The primary factor for the withdraw was the “current global economic situation and its impact on Honda,” American Honda said in a Friday evening press release. “Although Team Honda will not be in attendance, Honda will continue to be represented in AMA Roadracing through our ongoing support of both the Erion Honda Racing and Corona Honda Racing teams.”
The only rider contracted to American Honda is Neil Hodgson, who wasn’t immediately reachable at his home on the Isle of Man because of the time difference.Hodgson was looking forward to the season after an encouraging Daytona Dunlop tire test where he was the fastest of the three factory Superbike riders. Hodgson, who lost his crew chief Dave McGrath to Buell at the end of the season, was working with Honda’s R&D team at Daytona. Members of the R&D team, who are contract workers and not salaried employees, are not expected to lose their jobs.
American Honda race boss Jon Row had said at the tire test that Honda’s plans for 2009 were “not decided yet. That’s basically it.” Row said there was no deadline for a decision, but some sense of urgency “because there are races scheduled.” But he said the contract with Erion Honda was “not dependent on our contract,” which raised the possibility that Erion could race even if American Honda didn’t. Erion recently signed Canadian Chris Peris to team with Jake Zemke, the 2008 Formula Xtreme champion. Zemke and Erion have agreed to many contract terms, but they haven’t formalized the deal. Corona Honda will campaign Jake Holden in the American Superbike class.

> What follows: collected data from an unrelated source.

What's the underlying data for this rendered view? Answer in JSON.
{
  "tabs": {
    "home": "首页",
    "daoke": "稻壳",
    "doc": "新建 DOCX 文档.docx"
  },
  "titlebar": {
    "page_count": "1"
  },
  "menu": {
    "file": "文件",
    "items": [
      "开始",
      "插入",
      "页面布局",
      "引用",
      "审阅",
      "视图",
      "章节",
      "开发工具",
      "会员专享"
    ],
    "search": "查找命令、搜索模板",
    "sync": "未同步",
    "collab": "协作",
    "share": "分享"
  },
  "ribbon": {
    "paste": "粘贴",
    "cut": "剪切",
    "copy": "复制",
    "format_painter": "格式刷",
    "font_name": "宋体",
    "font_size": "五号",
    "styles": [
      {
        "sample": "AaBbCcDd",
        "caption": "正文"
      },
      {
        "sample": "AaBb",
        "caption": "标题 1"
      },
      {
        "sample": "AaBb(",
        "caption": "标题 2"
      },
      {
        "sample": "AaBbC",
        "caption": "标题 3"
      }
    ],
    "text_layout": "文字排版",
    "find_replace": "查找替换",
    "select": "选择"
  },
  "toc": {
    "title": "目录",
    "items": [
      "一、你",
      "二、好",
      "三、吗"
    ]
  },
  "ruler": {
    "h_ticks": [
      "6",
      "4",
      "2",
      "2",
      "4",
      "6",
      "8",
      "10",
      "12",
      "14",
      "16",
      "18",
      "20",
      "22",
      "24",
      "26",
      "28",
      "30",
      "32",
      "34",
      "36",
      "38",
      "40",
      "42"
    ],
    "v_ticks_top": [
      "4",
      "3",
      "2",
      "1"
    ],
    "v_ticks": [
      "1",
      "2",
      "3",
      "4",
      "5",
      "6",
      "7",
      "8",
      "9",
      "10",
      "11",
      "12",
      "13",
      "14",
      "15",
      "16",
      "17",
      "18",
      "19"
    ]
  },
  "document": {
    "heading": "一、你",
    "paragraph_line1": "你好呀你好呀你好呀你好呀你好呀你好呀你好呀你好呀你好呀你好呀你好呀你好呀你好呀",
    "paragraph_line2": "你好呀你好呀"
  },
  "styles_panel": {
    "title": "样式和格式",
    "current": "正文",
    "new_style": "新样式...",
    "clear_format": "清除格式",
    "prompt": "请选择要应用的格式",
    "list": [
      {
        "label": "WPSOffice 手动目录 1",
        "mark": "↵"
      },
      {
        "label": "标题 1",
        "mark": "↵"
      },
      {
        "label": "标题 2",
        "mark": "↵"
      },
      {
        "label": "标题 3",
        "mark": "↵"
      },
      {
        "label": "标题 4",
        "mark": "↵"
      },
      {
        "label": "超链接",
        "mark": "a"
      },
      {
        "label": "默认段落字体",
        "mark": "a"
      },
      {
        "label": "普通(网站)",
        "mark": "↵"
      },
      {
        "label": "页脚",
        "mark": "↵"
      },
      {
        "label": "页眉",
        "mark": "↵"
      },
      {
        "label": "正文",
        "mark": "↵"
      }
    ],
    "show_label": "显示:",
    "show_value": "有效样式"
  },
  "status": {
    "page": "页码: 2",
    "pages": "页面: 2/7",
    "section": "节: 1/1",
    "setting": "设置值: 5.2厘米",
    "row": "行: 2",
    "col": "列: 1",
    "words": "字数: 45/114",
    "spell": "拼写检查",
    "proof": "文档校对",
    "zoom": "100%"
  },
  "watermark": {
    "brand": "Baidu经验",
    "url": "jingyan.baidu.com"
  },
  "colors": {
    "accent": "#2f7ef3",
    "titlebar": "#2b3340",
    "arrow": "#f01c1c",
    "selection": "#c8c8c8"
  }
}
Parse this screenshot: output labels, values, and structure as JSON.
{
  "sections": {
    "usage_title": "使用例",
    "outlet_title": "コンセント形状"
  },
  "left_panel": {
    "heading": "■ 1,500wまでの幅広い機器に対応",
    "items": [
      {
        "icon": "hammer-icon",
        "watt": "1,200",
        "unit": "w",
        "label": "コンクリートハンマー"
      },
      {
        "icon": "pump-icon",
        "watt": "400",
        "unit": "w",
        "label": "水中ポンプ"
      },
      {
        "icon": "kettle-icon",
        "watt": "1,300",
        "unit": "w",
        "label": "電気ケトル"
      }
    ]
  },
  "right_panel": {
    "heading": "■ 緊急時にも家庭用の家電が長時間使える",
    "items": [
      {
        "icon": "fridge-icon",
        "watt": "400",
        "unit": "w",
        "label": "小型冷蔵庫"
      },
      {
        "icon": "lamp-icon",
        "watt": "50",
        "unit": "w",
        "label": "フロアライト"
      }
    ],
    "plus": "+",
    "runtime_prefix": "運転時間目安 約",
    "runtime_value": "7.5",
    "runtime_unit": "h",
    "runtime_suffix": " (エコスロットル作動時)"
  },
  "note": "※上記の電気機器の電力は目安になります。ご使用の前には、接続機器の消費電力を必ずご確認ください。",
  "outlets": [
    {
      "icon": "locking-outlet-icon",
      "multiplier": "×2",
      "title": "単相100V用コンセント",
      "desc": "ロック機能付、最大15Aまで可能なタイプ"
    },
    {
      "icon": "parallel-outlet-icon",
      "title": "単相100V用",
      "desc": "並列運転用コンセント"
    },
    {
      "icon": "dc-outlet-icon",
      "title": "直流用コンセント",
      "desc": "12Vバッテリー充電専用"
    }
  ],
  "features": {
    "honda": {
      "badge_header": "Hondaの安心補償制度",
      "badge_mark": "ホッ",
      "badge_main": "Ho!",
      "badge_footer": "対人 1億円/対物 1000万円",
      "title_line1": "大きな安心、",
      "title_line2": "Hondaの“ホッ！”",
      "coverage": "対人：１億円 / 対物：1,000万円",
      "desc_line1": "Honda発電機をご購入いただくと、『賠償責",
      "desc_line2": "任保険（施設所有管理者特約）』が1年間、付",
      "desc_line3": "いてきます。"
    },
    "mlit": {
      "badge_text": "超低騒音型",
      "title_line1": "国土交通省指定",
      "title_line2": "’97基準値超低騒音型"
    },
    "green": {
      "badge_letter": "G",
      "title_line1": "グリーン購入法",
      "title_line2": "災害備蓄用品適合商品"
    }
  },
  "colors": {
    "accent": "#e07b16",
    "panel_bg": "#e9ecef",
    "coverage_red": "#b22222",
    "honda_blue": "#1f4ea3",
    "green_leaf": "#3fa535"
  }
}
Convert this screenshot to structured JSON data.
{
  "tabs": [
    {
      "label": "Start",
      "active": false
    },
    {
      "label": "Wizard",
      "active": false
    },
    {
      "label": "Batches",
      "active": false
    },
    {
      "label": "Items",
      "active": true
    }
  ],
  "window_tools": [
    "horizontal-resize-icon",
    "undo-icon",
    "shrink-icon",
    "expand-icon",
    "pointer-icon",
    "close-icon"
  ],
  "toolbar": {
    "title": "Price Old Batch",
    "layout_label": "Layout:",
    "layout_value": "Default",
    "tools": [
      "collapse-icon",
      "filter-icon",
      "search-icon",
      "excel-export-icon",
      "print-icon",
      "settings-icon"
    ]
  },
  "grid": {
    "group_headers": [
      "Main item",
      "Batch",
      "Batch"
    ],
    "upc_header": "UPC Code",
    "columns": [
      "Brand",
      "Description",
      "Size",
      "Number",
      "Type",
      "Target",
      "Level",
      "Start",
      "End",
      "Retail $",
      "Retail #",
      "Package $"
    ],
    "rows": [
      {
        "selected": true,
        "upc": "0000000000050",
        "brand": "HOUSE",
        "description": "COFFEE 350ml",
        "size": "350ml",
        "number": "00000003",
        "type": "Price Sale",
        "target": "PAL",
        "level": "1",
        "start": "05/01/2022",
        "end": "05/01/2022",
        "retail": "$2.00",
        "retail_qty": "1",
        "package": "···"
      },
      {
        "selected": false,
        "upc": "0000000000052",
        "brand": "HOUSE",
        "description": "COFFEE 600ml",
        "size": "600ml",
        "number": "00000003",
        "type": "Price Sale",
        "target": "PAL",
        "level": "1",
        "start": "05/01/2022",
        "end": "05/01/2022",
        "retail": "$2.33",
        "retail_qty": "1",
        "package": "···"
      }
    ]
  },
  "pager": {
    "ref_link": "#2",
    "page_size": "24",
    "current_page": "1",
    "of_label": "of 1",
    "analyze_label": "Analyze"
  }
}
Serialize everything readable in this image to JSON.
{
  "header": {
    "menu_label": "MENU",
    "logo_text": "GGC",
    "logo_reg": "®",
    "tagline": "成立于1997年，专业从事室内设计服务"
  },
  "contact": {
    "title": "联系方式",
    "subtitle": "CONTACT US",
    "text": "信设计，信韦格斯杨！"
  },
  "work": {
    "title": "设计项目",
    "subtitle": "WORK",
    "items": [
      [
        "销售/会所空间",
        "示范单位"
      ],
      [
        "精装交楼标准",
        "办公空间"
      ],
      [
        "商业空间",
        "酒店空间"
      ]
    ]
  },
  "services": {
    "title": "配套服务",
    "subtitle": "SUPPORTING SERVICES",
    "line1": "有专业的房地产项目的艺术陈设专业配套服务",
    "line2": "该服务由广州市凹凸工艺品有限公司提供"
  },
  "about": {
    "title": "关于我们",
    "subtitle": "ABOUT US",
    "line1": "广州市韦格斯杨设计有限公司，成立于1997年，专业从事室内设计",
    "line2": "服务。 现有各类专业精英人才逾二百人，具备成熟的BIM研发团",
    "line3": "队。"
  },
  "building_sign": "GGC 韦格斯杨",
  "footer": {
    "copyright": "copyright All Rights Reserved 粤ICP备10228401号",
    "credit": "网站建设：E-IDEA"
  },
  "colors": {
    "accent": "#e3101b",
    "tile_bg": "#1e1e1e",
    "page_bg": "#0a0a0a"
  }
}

No mention was made of the ongoing conflict between dissident factories and the Daytona Motorsports Group-run AMA Pro Racing. American Honda had sided with American Suzuki and Kawasaki in the dispute over the future of road racing. The three were working with the Motorcycle Industry Council in forming a rival five-race series. But their involvement in the Daytona tire test signaled an about-face. Complicating the situation was that American Honda was committed to sponsor the Daytona 200 and Daytona Supercross.
America Honda’s factory involvement in Supercross and motocross won’t be affected, the release said. “Entering the second year of our partnership with Red Bull Energy Drink, the Honda Red Bull Racing team will return for the 2009 Supercross and National Motocross season with a full roster of factory riders.”
The entire motorcycle industry has been hit hard in recent months, as has the automobile sector. American Honda has suffered more than 40% declines in year to year motorcycle sales in recent months. And Honda Motor Company recently took the extraordinary step of pulling out of Formula One, a move that saved hundreds of millions of dollars. A team generated Q&A that was released with Honda’s withdrawal announcement on Dec. 5 said that “annual turnover for fiscal 2007 was approximately 150 million British Pounds and a similar amount was spent on expenses, however that amount included expenses incurred by HRD as well as fees associated with the technical support extended to Super Aguri F1 Team.” The British Pound was worth close to two dollars for most of 2007. Honda did not divulge how much it spent on all the races it participates in.
In an interview following the announcement, Honda Motor Company CEO Takeo Fukui said they would continue with MotoGP and IRL and “think about other activities.”